A crise política combina-se com a inflação crescente. A inflação evoluirá rapidamente entre a data do golpe e o ano de 1967, acumulando-se em torno de 35%. (ESPINOSA). Segundo Jarbas Passarinho, Ministro do Trabalho em 1968, em 1966 a inflação foi de 41% e de 24 % em 1967 (Passarinho, 1978). O arrocho salarial elevava sobremaneira o custo de vida. As instituições políticas estavam sufocadas. Toda organização operária clandestina, semi-legal e legalizada, aos poucos passam a confluir com novos setores sociais que estão descontentes com a Ditadura militar-burguesa. Conforme destaca Espinosa, entre “1965, 1966 e a primeira metade de 1967 é o tempo em que a pequena burguesia se afastou do regime que havia ajudado a instaurar em 1964. Em 1964, grande parte dessa camada social se manifestava contra o comunismo, clamando pelo golpe de Estado”. (p. 37). É nessa conjuntura que são saudadas as mobilizações estudantis de setembro de 1966, denominadas de Setembrada, quando diversos setores estudantis e do funcionalismo público buscam aproximações com setores organizados do movimento operário.
Na esteira desse processo é que se desenvolverá o movimento estudantil secundarista de Osasco. “A reorganização do movimento estudantil secundarista em Osasco iniciou-se em 1965, mas completou-se em setembro de 1966, logo depois das tentativas feitas em Osasco para promover passeatas de solidariedade aos universitários paulistas”. O movimento secundarista de Osasco portaria uma especificidade, pois o CENRART (um grande colégio da cidade) fornecia mão de obra para as suas fábricas, sendo que na Cobrasma os estudantes eram admitidos aos 14 anos. Tornavam-se então operários-estudantes. Praticamente todos os dirigentes operários (de maior destaque na região) passaram por esse colégio e pela Cobrasma.
Ao longo da década de 1960, os operários da Cobrasma fazem continuas experiências políticas de auto-organização.
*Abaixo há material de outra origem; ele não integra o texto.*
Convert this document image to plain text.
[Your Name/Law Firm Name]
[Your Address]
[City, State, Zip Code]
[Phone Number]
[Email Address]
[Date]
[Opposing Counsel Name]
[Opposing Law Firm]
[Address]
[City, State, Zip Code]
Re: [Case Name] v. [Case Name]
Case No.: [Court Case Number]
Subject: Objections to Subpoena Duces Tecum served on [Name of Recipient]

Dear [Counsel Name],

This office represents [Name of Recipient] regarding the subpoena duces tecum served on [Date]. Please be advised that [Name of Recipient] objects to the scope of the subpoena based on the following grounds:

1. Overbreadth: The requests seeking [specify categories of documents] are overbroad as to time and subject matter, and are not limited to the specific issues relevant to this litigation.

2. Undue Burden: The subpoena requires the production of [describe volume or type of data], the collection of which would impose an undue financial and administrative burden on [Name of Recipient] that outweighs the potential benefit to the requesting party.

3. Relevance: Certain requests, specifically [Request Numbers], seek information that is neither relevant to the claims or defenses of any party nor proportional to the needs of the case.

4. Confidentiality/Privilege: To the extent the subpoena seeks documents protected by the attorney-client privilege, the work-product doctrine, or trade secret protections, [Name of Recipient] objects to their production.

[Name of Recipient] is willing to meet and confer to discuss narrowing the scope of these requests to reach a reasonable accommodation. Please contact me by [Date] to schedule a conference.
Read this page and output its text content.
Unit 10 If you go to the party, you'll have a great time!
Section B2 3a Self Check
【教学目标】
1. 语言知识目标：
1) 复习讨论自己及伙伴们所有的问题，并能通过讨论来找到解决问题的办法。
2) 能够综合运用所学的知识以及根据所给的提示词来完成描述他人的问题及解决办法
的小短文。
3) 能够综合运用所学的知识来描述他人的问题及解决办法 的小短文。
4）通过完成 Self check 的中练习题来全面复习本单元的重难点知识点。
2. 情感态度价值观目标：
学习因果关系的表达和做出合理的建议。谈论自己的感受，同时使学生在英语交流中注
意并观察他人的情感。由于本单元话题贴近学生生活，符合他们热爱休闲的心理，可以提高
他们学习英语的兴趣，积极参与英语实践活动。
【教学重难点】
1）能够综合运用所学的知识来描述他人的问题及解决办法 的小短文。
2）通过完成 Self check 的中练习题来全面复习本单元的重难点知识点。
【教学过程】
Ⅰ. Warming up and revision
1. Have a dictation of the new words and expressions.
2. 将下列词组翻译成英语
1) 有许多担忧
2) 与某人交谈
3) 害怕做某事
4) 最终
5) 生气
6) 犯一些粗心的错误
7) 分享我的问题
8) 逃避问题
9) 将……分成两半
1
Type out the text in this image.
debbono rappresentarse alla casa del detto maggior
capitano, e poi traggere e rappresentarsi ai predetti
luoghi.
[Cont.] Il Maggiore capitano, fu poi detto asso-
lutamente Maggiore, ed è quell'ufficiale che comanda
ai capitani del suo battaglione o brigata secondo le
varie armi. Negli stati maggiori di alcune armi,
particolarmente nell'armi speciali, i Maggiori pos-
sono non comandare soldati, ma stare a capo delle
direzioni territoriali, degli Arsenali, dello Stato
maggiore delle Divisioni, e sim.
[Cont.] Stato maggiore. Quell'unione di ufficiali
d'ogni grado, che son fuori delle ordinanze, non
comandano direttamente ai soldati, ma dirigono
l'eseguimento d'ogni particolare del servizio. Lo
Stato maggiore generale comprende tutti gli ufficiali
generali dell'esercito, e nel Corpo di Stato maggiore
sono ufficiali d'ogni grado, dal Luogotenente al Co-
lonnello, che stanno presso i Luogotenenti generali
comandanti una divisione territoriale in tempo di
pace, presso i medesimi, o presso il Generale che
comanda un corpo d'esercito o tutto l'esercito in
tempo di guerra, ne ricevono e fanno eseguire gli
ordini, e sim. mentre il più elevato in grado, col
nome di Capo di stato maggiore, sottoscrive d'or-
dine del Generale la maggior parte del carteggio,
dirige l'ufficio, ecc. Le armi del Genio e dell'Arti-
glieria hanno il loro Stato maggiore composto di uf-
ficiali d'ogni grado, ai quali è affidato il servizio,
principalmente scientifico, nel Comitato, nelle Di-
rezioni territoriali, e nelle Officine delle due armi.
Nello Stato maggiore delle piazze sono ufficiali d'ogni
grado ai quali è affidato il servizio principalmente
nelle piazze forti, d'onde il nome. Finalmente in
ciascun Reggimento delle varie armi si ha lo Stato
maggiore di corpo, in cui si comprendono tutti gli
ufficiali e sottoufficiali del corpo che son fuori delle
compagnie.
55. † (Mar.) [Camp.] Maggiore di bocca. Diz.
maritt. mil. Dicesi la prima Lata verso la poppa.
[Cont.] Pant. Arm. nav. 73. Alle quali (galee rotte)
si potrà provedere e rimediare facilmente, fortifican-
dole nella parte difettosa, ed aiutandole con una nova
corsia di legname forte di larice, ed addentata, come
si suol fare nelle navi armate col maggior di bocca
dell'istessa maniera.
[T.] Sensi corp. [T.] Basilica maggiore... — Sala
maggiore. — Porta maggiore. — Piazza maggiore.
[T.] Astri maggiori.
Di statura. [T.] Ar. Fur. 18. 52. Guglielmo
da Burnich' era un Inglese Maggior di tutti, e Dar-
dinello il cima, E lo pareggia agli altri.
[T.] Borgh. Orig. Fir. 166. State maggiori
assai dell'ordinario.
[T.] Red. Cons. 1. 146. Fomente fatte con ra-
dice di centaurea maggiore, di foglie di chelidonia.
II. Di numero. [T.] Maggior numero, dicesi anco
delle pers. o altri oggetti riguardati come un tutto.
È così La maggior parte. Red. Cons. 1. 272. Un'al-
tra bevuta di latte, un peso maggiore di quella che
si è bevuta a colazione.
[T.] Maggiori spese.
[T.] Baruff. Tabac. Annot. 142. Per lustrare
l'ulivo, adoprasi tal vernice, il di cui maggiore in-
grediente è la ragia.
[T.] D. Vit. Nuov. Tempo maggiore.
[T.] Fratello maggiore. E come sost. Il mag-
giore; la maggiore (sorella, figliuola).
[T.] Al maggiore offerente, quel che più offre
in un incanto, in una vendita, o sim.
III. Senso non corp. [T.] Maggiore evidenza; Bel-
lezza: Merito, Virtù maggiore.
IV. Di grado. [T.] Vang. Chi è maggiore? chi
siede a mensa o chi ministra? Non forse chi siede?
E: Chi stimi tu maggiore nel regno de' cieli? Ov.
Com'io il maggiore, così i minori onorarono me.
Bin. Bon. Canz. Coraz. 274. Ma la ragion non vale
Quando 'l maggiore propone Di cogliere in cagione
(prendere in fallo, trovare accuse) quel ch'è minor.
Foi a organização dos núcleos operários que tornou possível a realização de uma operação tartaruga em 1966. Em represaria, a patronal demite 46 operários. A comissão mobiliza toda a fábrica pela incorporação imediata, e consegue rever parte das demissões. “Essa luta mobilizou toda a fábrica, e o seu desfecho fortaleceu bastante o pólo que propunha a mobilização permanente como forma de dar respaldo à comissão e evitar o seu imobilismo”. (p. 58). Nesse mesmo ano, tem-se novas eleições para a comissão de fábrica da Cobrasma, e o “grupo de esquerda”, também chamado de “grupo de Osasco” sai fortalecido. Segundo Espinosa, “Na segunda comissão, eleita em 1966, a maior parte pertencia ou estava sob influência do grupo de Osasco, tendo José Ibrahim sido eleito presidente e Roque aparecido da Silva secretário da comissão”. (p. 43).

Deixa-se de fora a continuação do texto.